С вишнею, черемухой, даль мою туманную,

   Самую далекую, самую желанную.

   Как это все случилось, в какие вечера?

   Три года ты мне снилась, а встретилась вчера.

   Не знаю больше сна я, мечту свою храню.

   Тебя, моя родная, ни с кем я не сравню...

    Как ни странно, но Надя поняла, о чем эта песня. Она зарумянилась от смущения, и нежно прижалась к моему плечу. Когда я допел до конца, она посмотрела мне в глаза, и сказала, - Игорь, я такая счастливая... Как хорошо, что мы с тобой встретились!

    Я тоже был счастлив. Ведь все мои родные остались далеко-далеко от меня, и я знал, что больше их мне никогда не увидеть. До встречи с Мерседес-Надеждой на душе у меня было пусто и тоскливо, и эту пустоту заполняла только война. А теперь у меня есть любовь, есть самая-самая красивая на свете невеста (без пяти минут жена), есть свой дом, есть хорошие друзья, и есть земля, которую я буду защищать от врагов, если кто-то вздумает на нее напасть...

    В этот вечер мы с Надей больше не говорили ни о чем. Мы обошлись без слов, все что требовалось, сказали наши руки и губы... Это был самый счастливый вечер в моей жизни... Надеюсь, что не последний...


 28 (16) июля 1877 года. Атлантический океан, 110 миль западнее Гибралтарского пролива.    Майор армии Конфедерации Оливер Джон Семмс.

    Мы провели несколько дней на борту русской субмарины "Северодвинск". Несмотря на спартанскую обстановку, моих спутников поразило гостеприимство русских моряков. Да и кормили нас очень даже сносно. Вскоре после погружения, нас пригласил на ужин капитан субмарины кэптен Верещагин, который так тепло принимал меня по дороге в Америку. После сытного обеда, он охотно ответил почти на все наши вопросы. Капитан изящно обошел вопрос происхождения субмарины, а также большинство технических вопросов, ссылаясь на военную тайну. Зато он рассказал про скорость субмарины - подумать только, до тридцати пяти узлов в подводном положении - а на вопрос о мощи, сказал только, что весь английский флот они потопить не в силах, но на все их броненосцы боезапаса хватит без проблем, и еще останется на всякий случай.

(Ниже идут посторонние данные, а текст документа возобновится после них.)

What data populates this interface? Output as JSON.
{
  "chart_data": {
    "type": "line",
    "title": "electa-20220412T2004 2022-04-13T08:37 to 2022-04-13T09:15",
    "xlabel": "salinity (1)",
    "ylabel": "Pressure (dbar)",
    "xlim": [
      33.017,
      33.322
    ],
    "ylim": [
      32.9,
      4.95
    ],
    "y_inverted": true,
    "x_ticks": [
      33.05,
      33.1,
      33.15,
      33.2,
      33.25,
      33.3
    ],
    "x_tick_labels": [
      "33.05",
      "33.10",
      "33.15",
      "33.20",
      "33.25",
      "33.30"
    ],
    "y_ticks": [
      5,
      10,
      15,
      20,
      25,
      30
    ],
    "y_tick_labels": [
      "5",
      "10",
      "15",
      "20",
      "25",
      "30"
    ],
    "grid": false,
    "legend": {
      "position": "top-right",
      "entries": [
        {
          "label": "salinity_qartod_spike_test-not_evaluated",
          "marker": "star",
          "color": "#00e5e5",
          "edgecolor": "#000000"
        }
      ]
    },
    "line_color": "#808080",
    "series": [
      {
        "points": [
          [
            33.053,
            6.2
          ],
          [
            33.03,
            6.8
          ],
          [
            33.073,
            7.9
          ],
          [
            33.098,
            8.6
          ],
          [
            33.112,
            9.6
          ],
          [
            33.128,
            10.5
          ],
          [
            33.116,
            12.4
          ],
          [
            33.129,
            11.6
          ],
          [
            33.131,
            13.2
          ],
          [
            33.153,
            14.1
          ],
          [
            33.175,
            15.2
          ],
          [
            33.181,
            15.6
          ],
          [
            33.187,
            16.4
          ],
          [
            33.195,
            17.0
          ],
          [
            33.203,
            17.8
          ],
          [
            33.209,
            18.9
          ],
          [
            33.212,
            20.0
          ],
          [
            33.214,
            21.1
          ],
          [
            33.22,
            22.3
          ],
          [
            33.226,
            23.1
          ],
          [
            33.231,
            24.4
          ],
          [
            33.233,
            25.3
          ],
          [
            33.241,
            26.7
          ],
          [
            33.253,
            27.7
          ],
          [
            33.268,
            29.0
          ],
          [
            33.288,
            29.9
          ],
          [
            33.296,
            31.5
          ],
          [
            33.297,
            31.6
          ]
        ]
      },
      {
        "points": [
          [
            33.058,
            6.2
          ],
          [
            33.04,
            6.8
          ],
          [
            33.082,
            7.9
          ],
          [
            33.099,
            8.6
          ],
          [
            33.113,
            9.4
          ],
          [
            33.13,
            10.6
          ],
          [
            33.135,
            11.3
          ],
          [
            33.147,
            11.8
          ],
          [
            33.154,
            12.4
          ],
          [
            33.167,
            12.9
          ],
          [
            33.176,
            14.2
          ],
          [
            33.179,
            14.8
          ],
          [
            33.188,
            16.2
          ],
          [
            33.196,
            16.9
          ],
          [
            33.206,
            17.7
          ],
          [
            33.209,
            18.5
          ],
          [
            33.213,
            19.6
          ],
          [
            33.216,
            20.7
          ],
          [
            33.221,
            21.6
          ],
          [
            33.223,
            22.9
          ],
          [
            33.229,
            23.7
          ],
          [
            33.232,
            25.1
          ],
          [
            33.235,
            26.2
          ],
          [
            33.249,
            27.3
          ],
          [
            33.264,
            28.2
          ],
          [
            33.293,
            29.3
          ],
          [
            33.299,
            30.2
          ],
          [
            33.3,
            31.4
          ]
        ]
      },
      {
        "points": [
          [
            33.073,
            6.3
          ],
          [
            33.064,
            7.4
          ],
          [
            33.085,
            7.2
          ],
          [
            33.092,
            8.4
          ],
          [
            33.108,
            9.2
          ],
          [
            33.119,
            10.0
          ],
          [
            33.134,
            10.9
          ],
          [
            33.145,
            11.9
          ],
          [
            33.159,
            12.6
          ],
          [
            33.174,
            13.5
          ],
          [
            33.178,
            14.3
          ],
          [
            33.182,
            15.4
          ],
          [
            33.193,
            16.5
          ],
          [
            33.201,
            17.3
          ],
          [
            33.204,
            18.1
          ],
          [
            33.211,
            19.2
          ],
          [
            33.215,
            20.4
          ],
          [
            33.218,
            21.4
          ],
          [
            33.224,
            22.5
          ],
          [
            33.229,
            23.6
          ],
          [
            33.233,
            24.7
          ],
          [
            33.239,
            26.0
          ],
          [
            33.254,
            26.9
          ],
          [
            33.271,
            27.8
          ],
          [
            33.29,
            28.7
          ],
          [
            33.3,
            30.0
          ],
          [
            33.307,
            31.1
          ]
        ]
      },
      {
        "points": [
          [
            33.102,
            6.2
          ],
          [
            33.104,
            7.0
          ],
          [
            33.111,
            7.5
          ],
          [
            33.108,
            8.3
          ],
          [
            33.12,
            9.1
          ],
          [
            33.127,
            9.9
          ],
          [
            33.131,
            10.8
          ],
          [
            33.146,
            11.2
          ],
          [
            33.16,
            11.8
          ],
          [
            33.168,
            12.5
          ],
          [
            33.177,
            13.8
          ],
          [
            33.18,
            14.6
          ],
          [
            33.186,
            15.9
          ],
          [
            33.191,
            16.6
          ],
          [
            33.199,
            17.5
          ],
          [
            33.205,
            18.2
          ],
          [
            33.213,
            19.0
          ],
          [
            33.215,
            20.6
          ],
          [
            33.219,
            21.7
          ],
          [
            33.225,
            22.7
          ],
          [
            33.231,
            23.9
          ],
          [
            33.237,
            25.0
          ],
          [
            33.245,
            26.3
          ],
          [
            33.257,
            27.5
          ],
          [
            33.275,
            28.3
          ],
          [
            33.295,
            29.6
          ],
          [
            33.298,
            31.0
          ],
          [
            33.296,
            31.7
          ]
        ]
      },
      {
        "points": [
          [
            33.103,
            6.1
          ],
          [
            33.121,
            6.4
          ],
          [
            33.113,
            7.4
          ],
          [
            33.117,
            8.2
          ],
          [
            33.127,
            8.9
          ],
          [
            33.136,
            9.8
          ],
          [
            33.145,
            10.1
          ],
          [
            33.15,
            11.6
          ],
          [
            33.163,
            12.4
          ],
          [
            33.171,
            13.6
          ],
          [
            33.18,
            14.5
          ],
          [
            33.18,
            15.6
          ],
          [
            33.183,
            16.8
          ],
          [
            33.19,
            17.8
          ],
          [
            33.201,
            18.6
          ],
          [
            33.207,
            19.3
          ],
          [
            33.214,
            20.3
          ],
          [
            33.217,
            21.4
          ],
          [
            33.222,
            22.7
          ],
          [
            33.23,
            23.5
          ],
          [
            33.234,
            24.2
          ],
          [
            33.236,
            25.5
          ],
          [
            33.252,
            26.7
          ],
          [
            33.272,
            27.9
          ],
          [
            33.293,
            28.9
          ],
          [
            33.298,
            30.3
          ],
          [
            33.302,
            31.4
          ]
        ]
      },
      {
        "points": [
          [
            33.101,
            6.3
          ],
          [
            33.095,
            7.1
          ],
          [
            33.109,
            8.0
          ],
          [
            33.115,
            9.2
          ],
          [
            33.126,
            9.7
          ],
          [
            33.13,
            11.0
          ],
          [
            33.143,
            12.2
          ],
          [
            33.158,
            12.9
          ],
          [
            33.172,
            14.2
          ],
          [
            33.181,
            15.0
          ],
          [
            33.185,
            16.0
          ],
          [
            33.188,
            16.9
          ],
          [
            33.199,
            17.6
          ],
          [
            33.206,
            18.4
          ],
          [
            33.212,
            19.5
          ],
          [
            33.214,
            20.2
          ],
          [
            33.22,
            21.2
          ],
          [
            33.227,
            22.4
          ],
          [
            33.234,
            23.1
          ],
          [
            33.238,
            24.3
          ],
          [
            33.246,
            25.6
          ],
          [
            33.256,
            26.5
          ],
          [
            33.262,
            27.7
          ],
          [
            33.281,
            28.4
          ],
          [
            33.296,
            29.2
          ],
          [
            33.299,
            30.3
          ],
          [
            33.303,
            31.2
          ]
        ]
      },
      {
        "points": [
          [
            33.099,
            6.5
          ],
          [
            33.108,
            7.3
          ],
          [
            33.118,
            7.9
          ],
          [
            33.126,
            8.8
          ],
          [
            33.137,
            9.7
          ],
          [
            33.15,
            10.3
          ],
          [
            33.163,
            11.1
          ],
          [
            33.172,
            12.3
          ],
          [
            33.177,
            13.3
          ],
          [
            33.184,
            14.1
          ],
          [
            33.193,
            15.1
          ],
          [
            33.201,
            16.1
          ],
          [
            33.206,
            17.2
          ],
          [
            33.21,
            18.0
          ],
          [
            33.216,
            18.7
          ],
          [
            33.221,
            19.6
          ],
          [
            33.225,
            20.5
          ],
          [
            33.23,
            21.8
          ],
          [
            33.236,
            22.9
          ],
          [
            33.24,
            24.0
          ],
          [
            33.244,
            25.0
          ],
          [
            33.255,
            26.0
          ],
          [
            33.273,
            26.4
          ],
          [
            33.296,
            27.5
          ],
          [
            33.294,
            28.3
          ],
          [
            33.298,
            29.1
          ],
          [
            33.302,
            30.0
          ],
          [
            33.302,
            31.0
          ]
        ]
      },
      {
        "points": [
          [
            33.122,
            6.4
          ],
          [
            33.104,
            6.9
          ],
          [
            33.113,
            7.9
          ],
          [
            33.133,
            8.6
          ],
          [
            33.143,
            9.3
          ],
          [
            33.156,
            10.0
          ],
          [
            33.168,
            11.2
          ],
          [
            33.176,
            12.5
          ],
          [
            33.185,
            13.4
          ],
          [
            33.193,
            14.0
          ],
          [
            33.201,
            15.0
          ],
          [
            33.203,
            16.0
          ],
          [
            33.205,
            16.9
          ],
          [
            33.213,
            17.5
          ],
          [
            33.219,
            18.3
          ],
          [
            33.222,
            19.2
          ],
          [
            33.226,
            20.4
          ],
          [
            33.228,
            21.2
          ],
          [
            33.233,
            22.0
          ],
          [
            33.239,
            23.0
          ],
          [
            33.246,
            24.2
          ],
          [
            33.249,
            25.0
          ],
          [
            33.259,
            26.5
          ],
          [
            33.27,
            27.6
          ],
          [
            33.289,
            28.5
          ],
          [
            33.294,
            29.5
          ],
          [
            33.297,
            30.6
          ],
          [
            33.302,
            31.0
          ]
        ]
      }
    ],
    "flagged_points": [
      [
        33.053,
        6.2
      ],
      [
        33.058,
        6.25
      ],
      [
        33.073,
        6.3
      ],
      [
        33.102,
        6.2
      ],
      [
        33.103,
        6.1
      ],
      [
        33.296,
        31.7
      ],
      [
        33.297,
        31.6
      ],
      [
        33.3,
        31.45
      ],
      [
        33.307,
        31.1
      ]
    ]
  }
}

    После этого, так получилось, что кэптен Верещагин беседовал в основном с президентом Дэвисом, а Джон Девой проводил немало времени в компании некоего старшего лейтенанта Федорцова, который как я понял командовал на этом корабле абордажной партией. Нас же с генералом Форрестом развлекал то один, то другой офицер, но большую часть времени мы были предоставлены самим себе. Как сказал нам кэптен Верещагин, людей, которые хотели бы с нами поговорить, мы увидим в самое ближайшее время.

    И, наконец, сегодня нам объявили, что "карета подана", и что нам предстоит пересесть на ожидающий нас надводный корабль, носящий название "Североморск". С такими названиями несложно и язык сломать... Я спросил тогда, не означает ли "Северо" что-нибудь типа "Ship", на что ответом были дружные улыбки наших хозяев, после чего мне объяснили, что это всего лишь названия городов, а "Север" - по-русски означает "North".

    Вот субмарина, к гостеприимству которой мы привыкли, всплыла (так как в ней нет иллюминаторов, здесь мы поверили нашим хозяевам на слово), открылись люки, и мы поднялись по лесенке к ожидавшей нас шлюпке. А в небольшом отдалении я увидел самый большой корабль, какой мне довелось когда-либо видеть. Длиной не менее пятисот футов, без единого паруса, с железными мачтами, на которых было установлено множество непонятных приборов... Еще меня поразил тот факт, что на бортах корабля не было пушек; как сын морского офицера, я привык к ряду орудий на каждом борту. Да и на "Дайане", которой мне довелось командовать в тех памятных боях, немногочисленные пушки тоже были расположены по бортам, носовую пукалку можно было всерьез не воспринимать.